Hendrix was slated for a co-headlining tour of the United States with The Monkees (yes, you read that correctly). Somehow, despite the serious amount of drugs being thrown around the Hendrix camp, someone realized this was a bad idea. The Jimi Hendrix Experience pulled their slot off the tour, and went in search of something different. It’s worth noting here that 1967 saw the release of the Doors’ eponymous debut, Donovan’s Mellow Yellow, and Between the Buttons from the Rolling Stones… and that’s just the releases from January. This was a monumental year for rock and roll, and Hendrix had to work exceptionally hard in the US. He gained notoriety in the UK after a would-be row with Clapton, played in front of the Beatles on the release of Sgt. Pepper, played a blazing set at Monterey, and also put out his first album. Still, he was relatively unknown in the United States, at least until he set his guitar on fire at the Ambassador.
On Sunday, August 13th, 1967, at the end of a five-day residency at the Ambassador Theater, Jimi Hendrix asked Mike Schreibman to grab him some lighter fluid before the Experience’s set. This date is incredibly important to one District resident, DJ/Nationals Broadcaster Phil Wood, then 16-years-old. Wood and his friends went to see The Who open for Herman’s Hermits (again, yes, you read that correctly) at Constitution Hall. They saw The Who, left before the headliner, crossed over to 18th St., walked all the way North to the Ambassador, paid $2.50 (about $18 in 2016), and saw the show of a lifetime. Wood was next to Pete Townshend and John Entwhistle during the show.
And, at the conclusion of a ferocious set, with well under a thousand people in attendance, Jimi Hendrix set fire to his guitar and smashed it while it was still plugged in. While the crowd clamored for pieces of the instrument, Phil Wood reached across the stage, and grabbed the E string from the guitar’s carcass. He still has it in a petri dish on his desk.
The remains of the Ambassador were not as carefully preserved. The city pushed hard on the theater’s management, citing them multiple times for noise violations and teenage curfew violations. Despite how many of us maintain the popular images of the late 1960’s being a groovy time, rife with positive attitudes and love-ins, it was pretty tough being a hippie in those days.
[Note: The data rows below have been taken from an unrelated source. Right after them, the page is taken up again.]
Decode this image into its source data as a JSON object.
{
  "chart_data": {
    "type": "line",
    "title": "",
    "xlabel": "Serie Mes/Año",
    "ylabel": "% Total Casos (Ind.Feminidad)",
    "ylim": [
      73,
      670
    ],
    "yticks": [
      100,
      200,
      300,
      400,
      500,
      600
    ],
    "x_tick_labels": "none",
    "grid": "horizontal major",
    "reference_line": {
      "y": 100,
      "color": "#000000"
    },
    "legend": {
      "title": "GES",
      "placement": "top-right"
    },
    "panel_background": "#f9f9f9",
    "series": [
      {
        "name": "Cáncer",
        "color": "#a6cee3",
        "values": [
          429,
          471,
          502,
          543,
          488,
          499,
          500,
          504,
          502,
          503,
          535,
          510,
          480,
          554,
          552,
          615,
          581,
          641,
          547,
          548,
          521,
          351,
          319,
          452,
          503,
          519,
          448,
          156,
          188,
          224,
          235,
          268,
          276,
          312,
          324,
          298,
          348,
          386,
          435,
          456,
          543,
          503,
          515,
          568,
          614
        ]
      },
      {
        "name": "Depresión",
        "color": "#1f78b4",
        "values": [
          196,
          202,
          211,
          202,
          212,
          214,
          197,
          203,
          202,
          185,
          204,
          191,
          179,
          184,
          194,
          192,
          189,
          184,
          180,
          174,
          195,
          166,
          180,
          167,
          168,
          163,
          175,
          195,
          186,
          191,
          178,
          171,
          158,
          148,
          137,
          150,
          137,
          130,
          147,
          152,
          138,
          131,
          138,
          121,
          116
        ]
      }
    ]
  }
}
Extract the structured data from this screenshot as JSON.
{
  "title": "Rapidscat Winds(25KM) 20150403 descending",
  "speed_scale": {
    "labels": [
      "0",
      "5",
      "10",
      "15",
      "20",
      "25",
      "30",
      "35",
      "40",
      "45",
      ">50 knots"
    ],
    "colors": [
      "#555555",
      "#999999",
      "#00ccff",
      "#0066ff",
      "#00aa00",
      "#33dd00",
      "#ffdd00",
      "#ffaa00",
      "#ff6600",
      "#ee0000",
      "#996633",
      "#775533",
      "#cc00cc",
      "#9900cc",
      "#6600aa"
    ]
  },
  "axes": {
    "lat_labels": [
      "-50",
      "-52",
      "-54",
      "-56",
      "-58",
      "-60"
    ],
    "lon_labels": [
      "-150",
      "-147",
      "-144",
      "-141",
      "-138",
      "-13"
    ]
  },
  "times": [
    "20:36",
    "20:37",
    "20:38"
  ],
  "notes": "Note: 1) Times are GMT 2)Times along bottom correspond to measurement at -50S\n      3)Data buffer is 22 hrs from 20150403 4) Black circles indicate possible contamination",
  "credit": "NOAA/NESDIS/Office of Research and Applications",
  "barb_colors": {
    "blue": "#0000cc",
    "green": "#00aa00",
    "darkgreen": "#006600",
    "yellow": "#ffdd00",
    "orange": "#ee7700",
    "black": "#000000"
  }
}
The city cracked down hard on the venue. By January 1968, the theater was closed for good. It was demolished on September 29th, 1969. In 1978, a bank plaza was built on the site of the theater, permanently pushing underground any memory of the theater, the movies, the snowstorm, the Ambassador, and Hendrix’s guitar-burning.
You can still walk through the alleyway, though. In between Julia’s Empanadas and the DCMPD’s Latino Liaison Unit, there’s a little stretch of sloping sidewalk, which used to be an alleyway behind the theater. Maybe Hendrix loaded in through that route?